Bien sûr, le surintendant a prévenu : il y aurait sans doutes des imprévus. Ils n’ont pas manqué. Le son souvent précaire, les décalages, les difficultés pour joindre tel ou tel, les conversations parasites, jusqu’aux éternuements du surintendant, ont émaillé la soirée, suscitant souvent l’embarras. Les situations les plus cocasses ont trouvé leur point d’orgue avec Diana Damrau que Pereira n’entendait pas et qui était pourtant bien audible, jusque dans l’expression de son incompréhension. Ou encore dans un problème de retour avec Francesco Meli qui a conduit le pauvre surintendant à raconter laborieusement une blague pour gagner du temps, sans parler de l’enregistrement des chants d’oiseaux que le surintendant entend près de chez lui chaque matin. Che importa ? comme diraient les Florentins.
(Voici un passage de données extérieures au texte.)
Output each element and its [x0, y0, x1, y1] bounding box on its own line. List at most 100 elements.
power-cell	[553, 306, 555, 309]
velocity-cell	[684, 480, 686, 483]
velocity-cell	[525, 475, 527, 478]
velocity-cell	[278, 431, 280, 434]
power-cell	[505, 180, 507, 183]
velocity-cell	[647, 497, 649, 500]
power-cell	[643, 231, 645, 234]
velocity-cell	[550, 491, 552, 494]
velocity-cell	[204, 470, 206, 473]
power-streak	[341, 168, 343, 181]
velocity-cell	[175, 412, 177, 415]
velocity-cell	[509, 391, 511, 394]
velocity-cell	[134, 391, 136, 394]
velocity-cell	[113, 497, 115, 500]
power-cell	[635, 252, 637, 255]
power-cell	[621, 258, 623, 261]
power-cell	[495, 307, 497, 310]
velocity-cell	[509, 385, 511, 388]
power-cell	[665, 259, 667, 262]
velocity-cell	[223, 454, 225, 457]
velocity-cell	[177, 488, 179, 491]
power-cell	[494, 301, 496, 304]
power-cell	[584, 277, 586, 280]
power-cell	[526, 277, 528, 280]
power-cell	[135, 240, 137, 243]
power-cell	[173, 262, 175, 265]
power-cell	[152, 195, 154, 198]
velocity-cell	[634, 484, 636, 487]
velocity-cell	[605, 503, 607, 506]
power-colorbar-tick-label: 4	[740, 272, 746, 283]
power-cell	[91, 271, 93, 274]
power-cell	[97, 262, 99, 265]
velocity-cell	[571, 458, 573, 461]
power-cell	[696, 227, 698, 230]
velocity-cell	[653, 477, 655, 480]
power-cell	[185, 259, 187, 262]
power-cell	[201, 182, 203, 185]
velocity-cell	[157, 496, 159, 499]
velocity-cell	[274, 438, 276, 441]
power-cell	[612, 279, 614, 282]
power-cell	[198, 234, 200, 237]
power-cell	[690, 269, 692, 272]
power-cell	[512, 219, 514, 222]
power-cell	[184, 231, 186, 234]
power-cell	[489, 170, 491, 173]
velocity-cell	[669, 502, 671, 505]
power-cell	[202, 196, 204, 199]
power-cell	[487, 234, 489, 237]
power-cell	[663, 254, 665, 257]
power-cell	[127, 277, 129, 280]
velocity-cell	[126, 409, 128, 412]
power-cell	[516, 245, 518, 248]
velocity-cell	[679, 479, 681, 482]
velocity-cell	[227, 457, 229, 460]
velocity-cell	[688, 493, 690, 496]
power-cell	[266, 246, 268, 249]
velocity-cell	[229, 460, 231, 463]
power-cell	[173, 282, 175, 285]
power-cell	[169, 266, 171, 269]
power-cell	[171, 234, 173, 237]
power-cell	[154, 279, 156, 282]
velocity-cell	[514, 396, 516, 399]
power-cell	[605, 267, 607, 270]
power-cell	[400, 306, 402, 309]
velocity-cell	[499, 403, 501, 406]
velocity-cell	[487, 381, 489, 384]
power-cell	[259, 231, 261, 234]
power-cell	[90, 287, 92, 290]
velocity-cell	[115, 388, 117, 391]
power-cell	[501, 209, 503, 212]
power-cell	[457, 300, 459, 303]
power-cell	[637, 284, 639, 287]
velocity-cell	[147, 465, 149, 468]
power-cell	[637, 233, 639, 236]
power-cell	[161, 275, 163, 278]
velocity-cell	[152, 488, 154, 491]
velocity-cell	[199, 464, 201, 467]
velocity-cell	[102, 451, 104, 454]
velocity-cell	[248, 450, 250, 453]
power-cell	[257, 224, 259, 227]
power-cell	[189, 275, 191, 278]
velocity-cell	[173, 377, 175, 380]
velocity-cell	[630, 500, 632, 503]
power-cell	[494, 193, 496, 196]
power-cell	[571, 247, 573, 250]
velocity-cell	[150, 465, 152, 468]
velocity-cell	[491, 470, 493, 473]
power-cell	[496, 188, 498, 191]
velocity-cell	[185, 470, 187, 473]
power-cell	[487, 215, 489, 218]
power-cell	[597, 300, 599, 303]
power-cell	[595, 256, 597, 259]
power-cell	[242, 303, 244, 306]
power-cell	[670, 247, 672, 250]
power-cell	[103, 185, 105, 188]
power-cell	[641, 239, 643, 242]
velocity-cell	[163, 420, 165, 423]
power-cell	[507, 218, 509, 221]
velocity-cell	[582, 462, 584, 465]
On peut en rire et la plupart de ces incidents – si l’on met de côté les présentations terriblement laborieuses et hésitantes d’Alexander Pereira, gêné dans son italien et sans doute par le stress- n’ont pas empêché l’émotion d’être au rendez vous et avec elle près de 30 artistes. C’était bien la seule chose qui comptait et les problèmes techniques de ces quelques 2h30 de concert virtuel n’ont pas altéré le témoignage d’affection qu’ont porté les artistes.
Certains avaient pré-enregistré leur contribution, d’autres étaient en direct. Tous ont adressé à leur façon, souvent avec pudeur, un message d’espoir et d’amitié à l’Italie, à Florence et à l’art lyrique.
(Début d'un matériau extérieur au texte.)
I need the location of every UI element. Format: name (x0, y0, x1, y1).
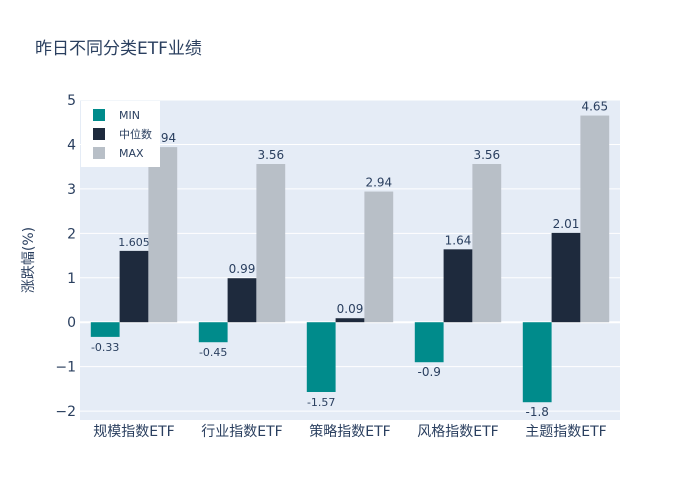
y-tick-label: 2 (67, 226, 76, 242)
x-tick-label: 主题指数ETF (525, 424, 606, 440)
legend-item-min[interactable]: MIN (93, 108, 140, 122)
y-tick-label: −1 (55, 360, 76, 376)
y-axis-title: 涨跌幅(%) (21, 227, 37, 293)
data-label: 3.56 (473, 148, 500, 162)
data-label: 2.01 (553, 217, 580, 231)
chart-title: 昨日不同分类ETF业绩 (35, 39, 202, 59)
y-tick-label: 1 (67, 271, 76, 287)
legend-label-max: MAX (119, 146, 144, 160)
data-label: 1.64 (445, 233, 472, 247)
legend-swatch-median (93, 128, 105, 140)
legend-swatch-max (93, 147, 105, 159)
legend-label-min: MIN (119, 108, 140, 122)
bar-MIN-2 (306, 322, 336, 392)
y-tick-label: 3 (67, 182, 76, 198)
legend-label-median: 中位数 (119, 128, 152, 141)
bar-MIN-4 (522, 322, 552, 403)
bar-中位数-4 (551, 232, 581, 323)
data-label: -1.57 (307, 396, 335, 409)
data-label: -0.9 (417, 365, 440, 379)
bar-MAX-2 (364, 191, 394, 323)
y-tick-label: −2 (55, 404, 76, 420)
y-tick-label: 5 (67, 93, 76, 109)
bar-MIN-3 (414, 322, 444, 363)
data-label: 0.99 (229, 262, 256, 276)
x-tick-label: 风格指数ETF (417, 424, 498, 440)
data-label: 3.56 (257, 148, 284, 162)
x-tick-label: 策略指数ETF (309, 423, 390, 440)
legend: MIN 中位数 MAX (81, 101, 160, 167)
bar-中位数-0 (119, 250, 149, 323)
bar-中位数-3 (443, 249, 473, 323)
x-tick-label: 行业指数ETF (201, 424, 282, 440)
data-label: -0.33 (91, 341, 119, 354)
bar-中位数-2 (335, 318, 365, 323)
legend-swatch-min (93, 109, 105, 121)
bar-MIN-0 (90, 322, 120, 337)
x-tick-label: 规模指数ETF (93, 424, 174, 440)
bar-MAX-0 (148, 147, 178, 323)
data-label: 1.605 (118, 236, 150, 249)
bar-MAX-4 (580, 115, 610, 323)
data-label: 4.65 (581, 100, 608, 114)
data-label: -0.45 (199, 346, 227, 359)
data-label: -1.8 (525, 405, 548, 419)
y-tick-label: 4 (67, 137, 76, 153)
bar-MAX-3 (472, 164, 502, 323)
bar-MAX-1 (256, 164, 286, 323)
legend-item-max[interactable]: MAX (93, 146, 144, 160)
bar-中位数-1 (227, 278, 257, 323)
y-tick-label: 0 (67, 315, 76, 331)
data-label: 2.94 (365, 176, 392, 190)
bar-MIN-1 (198, 322, 228, 343)
data-label: 0.09 (337, 302, 364, 316)
legend-item-median[interactable]: 中位数 (93, 127, 152, 141)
Alexander Pereira a d’ailleurs profité de l’occasion pour rappeler ou donner un aperçu des prochains rendez vous musicaux florentins, qui ne manqueront ni d’audace (Le rare Siberia de Giordano avec Sonya Yoncheva), ni d’attraits (en commençant par le premier Iago de Ludovic Tézier dans un Otello que dirigera Zubin Mehta à l’automne, ou encore Cosi fan tutte avec Hampson en Don Alfonso ou Adriana Lecouvreur avec Maria José Siri). Mehta qui justement ouvre la soirée en disant sa frustration d’avoir dû repousser à l’automne cette production d’Otello et l’intégrale des symphonies de Beethoven. Comme lui, à la fin de la soirée, sur fond d’un air enregistré 30 ans auparavant, Leo Nucci rendra hommage à la ville de Florence, où il a étudié et d’où il est en partie originaire.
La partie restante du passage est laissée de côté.